NoSQL is appropriate when dealing with problems where
(a) have a different natural requirement than general-purpose logical data management, e.g. your problem maps neatly into a log store, document store, search index, flat file, or K/V store and there's no gain in decomposing these structures into relations
(b) no one is going to want to query this data or update these things arbitrarily (famous last words);
(c) require massive scale and continuous availability and thus don't fit with most of today's SQL databases. ... though you'd still be probably better off looking around Github for the various frameworks to help you manage a sharded/replicated MySQL or PostgreSQL setup before jumping into NoSQL.
Well, Martin Fowler has gone on the record saying that Active Record (the design pattern, of which Ruby's ActiveRecord is one implementation) is not well-suited to sophisticated data models, and he tends to prefer the Data Mapper pattern — which similar to what's being described for Go.
That's not what the OP said, he said the lesson was "that ORMs are fundamentally broken abstractions". Fowler does not believe this, and even if he did, his opinion is certainly not a global lesson as if it were now best practice to consider ORMs fundamentally broken.
expect it is quite hard to write a generic data mapper in go as well. something like Hibernate or Doctrine ORM would be nearly impossible to write with go.i'm not talking about the basic features but advanced features of both frameworks.
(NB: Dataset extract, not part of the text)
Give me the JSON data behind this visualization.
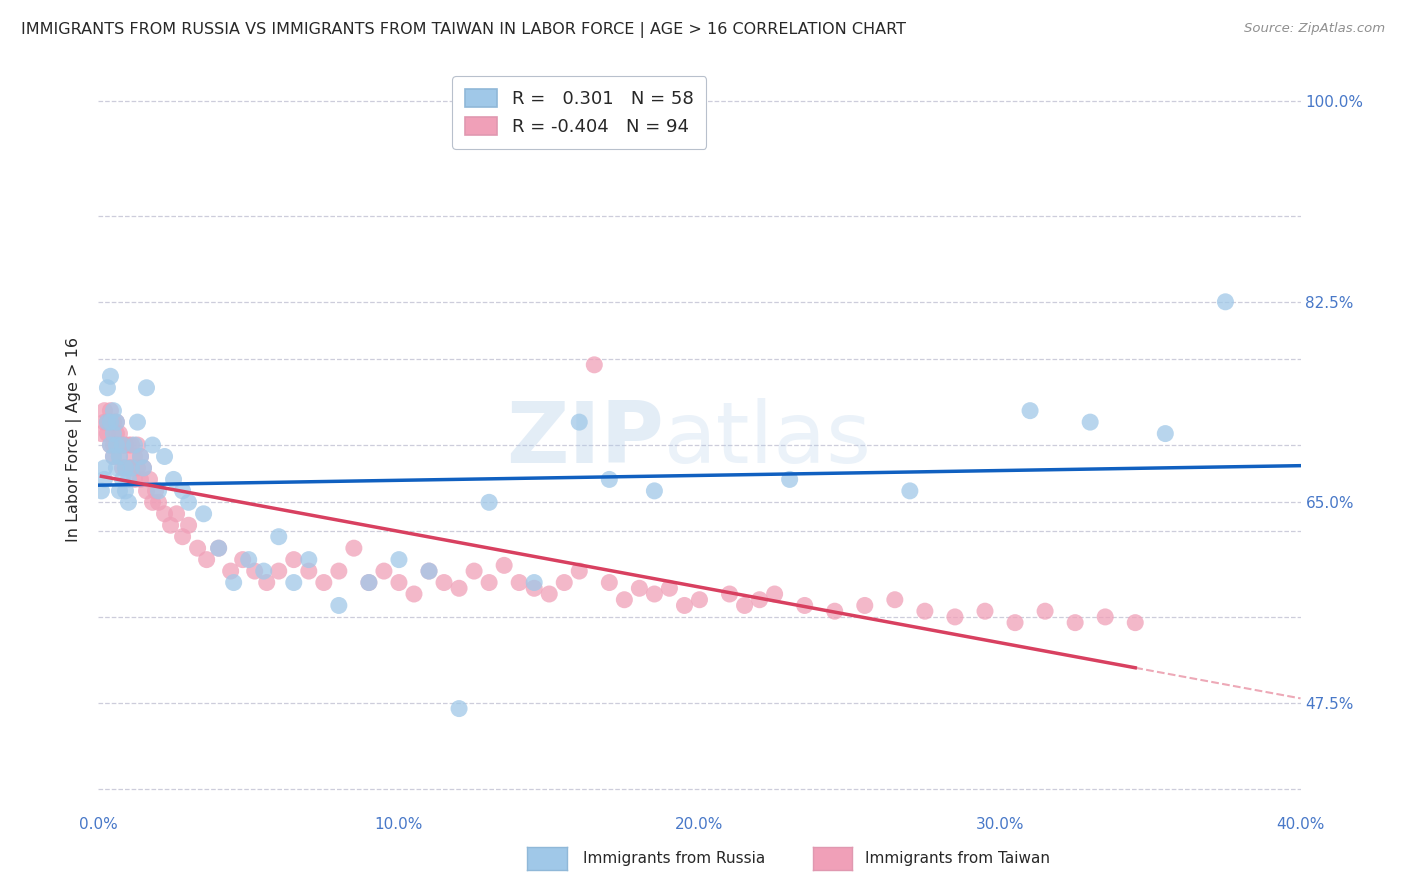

That is true, but genericity is actually not an inherent attribute of Data Mapper. The key idea is that there are fundamental incompatibilities between two data models (e.g. a structure in your program and a relation in your database), and the translation between the two models is a reified component of the program rather than just being absorbed into the behavior of the object itself as in Active Record.
There are some efforts along these lines, such as gorp (https://github.com/coopernurse/gorp), but I don't think they're all that widely used.
that's not the issue here, wether a pattern is good or not is irrelevant.The question is ,is it possible to write something like ActiveRecord and keep its most advanced features in Go. Right now the lack of genericity in the language makes it a no go.